Resemblyzer — GE2E speaker encoder, 256-dim embeddings.

Spec Value
Library resemblyzer (PyTorch-based)
Embedding 256-dim float32
Input Float32 audio at 16kHz
Inference ~50-100ms on Pi 5 CPU
Threshold 0.75 cosine similarity
Trigger Only when YAMNet detects speech

Architecture

sound_classifier_loop (every 0.5s)
  |
  +-> YAMNet classifies audio
  |
  +-> If category == "speech":
        +-> Resemblyzer computes 256-dim embedding
              +-> Cosine similarity against enrolled voices (SQLite)
                    +-> state.recognized_speaker + confidence

No new threads. Speaker ID runs inside the existing classifier thread.

Files

File Action Purpose
speaker_id.py New SpeakerRecognizer: Resemblyzer encoder, SQLite DB, cosine matching
headmic.py Modify Integrate speaker ID into classifier loop, new endpoints, enrollment LED
sound_id.py Modify Return float32 audio alongside classification for speaker ID

speaker_id.py — SpeakerRecognizer Class

class SpeakerRecognizer:
    def __init__(self, db_path="voices.db"):
        # Load Resemblyzer voice encoder
        # Init SQLite DB
        # Load embedding cache into memory

    def identify(self, audio_float32):
        # Compute 256-dim embedding
        # Cosine similarity against DB
        # Return (name, confidence) or (None, 0.0)

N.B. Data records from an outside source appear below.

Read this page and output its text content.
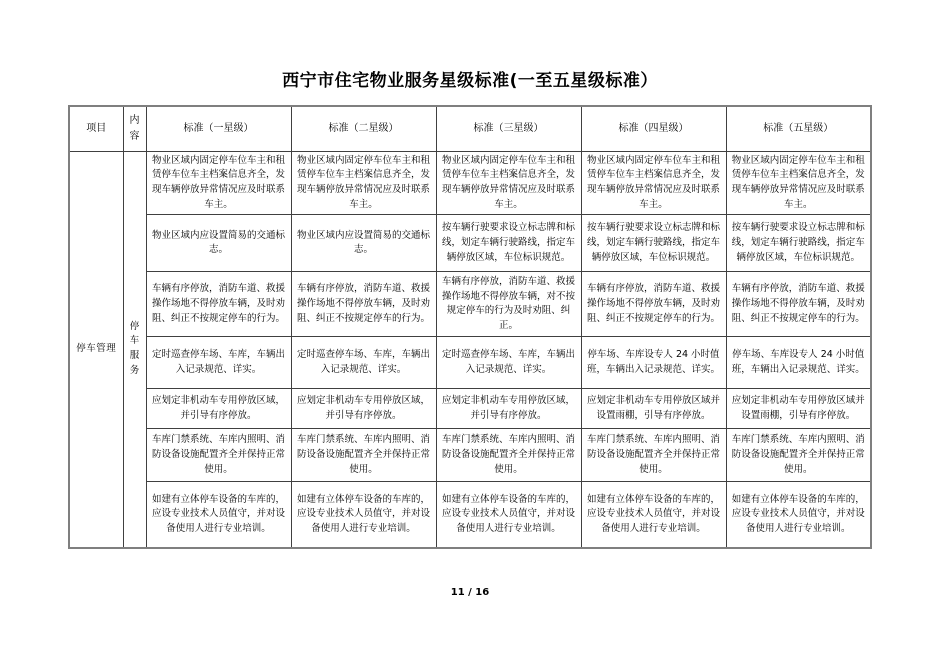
西宁市住宅物业服务星级标准(一至五星级标准）
项目	内容	标准（一星级）	标准（二星级）	标准（三星级）	标准（四星级）	标准（五星级）
停车管理	停车服务	物业区域内固定停车位车主和租赁停车位车主档案信息齐全，发现车辆停放异常情况应及时联系车主。	物业区域内固定停车位车主和租赁停车位车主档案信息齐全，发现车辆停放异常情况应及时联系车主。	物业区域内固定停车位车主和租赁停车位车主档案信息齐全，发现车辆停放异常情况应及时联系车主。	物业区域内固定停车位车主和租赁停车位车主档案信息齐全，发现车辆停放异常情况应及时联系车主。	物业区域内固定停车位车主和租赁停车位车主档案信息齐全，发现车辆停放异常情况应及时联系车主。
		物业区域内应设置简易的交通标志。	物业区域内应设置简易的交通标志。	按车辆行驶要求设立标志牌和标线，划定车辆行驶路线，指定车辆停放区域，车位标识规范。	按车辆行驶要求设立标志牌和标线，划定车辆行驶路线，指定车辆停放区域，车位标识规范。	按车辆行驶要求设立标志牌和标线，划定车辆行驶路线，指定车辆停放区域，车位标识规范。
		车辆有序停放，消防车道、救援操作场地不得停放车辆，及时劝阻、纠正不按规定停车的行为。	车辆有序停放，消防车道、救援操作场地不得停放车辆，及时劝阻、纠正不按规定停车的行为。	车辆有序停放，消防车道、救援操作场地不得停放车辆，对不按规定停车的行为及时劝阻、纠正。	车辆有序停放，消防车道、救援操作场地不得停放车辆，及时劝阻、纠正不按规定停车的行为。	车辆有序停放，消防车道、救援操作场地不得停放车辆，及时劝阻、纠正不按规定停车的行为。
		定时巡查停车场、车库，车辆出入记录规范、详实。	定时巡查停车场、车库，车辆出入记录规范、详实。	定时巡查停车场、车库，车辆出入记录规范、详实。	停车场、车库设专人 24 小时值班，车辆出入记录规范、详实。	停车场、车库设专人 24 小时值班，车辆出入记录规范、详实。
		应划定非机动车专用停放区域，并引导有序停放。	应划定非机动车专用停放区域，并引导有序停放。	应划定非机动车专用停放区域，并引导有序停放。	应划定非机动车专用停放区域并设置雨棚，引导有序停放。	应划定非机动车专用停放区域并设置雨棚，引导有序停放。
		车库门禁系统、车库内照明、消防设备设施配置齐全并保持正常使用。	车库门禁系统、车库内照明、消防设备设施配置齐全并保持正常使用。	车库门禁系统、车库内照明、消防设备设施配置齐全并保持正常使用。	车库门禁系统、车库内照明、消防设备设施配置齐全并保持正常使用。	车库门禁系统、车库内照明、消防设备设施配置齐全并保持正常使用。
		如建有立体停车设备的车库的，应设专业技术人员值守，并对设备使用人进行专业培训。	如建有立体停车设备的车库的，应设专业技术人员值守，并对设备使用人进行专业培训。	如建有立体停车设备的车库的，应设专业技术人员值守，并对设备使用人进行专业培训。	如建有立体停车设备的车库的，应设专业技术人员值守，并对设备使用人进行专业培训。	如建有立体停车设备的车库的，应设专业技术人员值守，并对设备使用人进行专业培训。
11 / 16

    def enroll(self, name, audio_float32):
        # Compute embedding, store in DB

    def list_speakers(self):
        # Return enrolled names with counts

    def delete_speaker(self, name):
        # Remove all embeddings for a name

SQLite Schema

CREATE TABLE voices (
    id INTEGER PRIMARY KEY,
    name TEXT NOT NULL,
    embedding BLOB NOT NULL,
    enrolled_at REAL NOT NULL,
    source TEXT
);
CREATE INDEX IF NOT EXISTS idx_voices_name ON voices(name);

Matching

  • Cosine similarity via dot product (Resemblyzer embeddings are L2-normalized)
  • Threshold: 0.75 for positive match
  • Compare against all stored embeddings, group by name, take best score per name

headmic.py Changes

Classifier Thread Update

In sound_classifier_loop(), after YAMNet classification:

if speaker_recognizer and result["category"] == "speech":
    name, confidence = speaker_recognizer.identify(audio_float32)
    state.recognized_speaker = name
    state.speaker_confidence = confidence

New API Endpoints

Endpoint Method Purpose
/speakers/enroll POST Multipart: name + audio file
/speakers/enroll-from-mic POST Record from live mic (5s, VAD stop)
/speakers GET List enrolled speakers
/speakers/{name} DELETE Remove a speaker

Updated Endpoints

  • GET /sounds — adds recognized_speaker, speaker_confidence
  • GET /status — adds recognized_speaker
  • GET /health — adds speaker_recognition_enabled

Enroll-from-Mic Recording

When /speakers/enroll-from-mic?name=X is called:

  1. Set enrollment flag + buffer
  2. Listener loop fills enrollment buffer for 5 seconds (VAD-based stop)
  3. Compute embedding from collected audio
  4. Store in DB

LED States

State Color Animation
Wake word White flash wakeup()
Listening Cyan (0x00FFFF) think() spin
Processing Purple (0x9400D3) spin()
Enrolling Orange (0xFF8C00) think() spin
Idle Off off()

Dependencies

  • resemblyzer — speaker embeddings (pulls PyTorch)
  • torch — required by Resemblyzer (~200MB)

Graceful Degradation

If Resemblyzer/PyTorch not installed, speaker_recognizer = None. All existing functionality unchanged. Speaker endpoints return 503.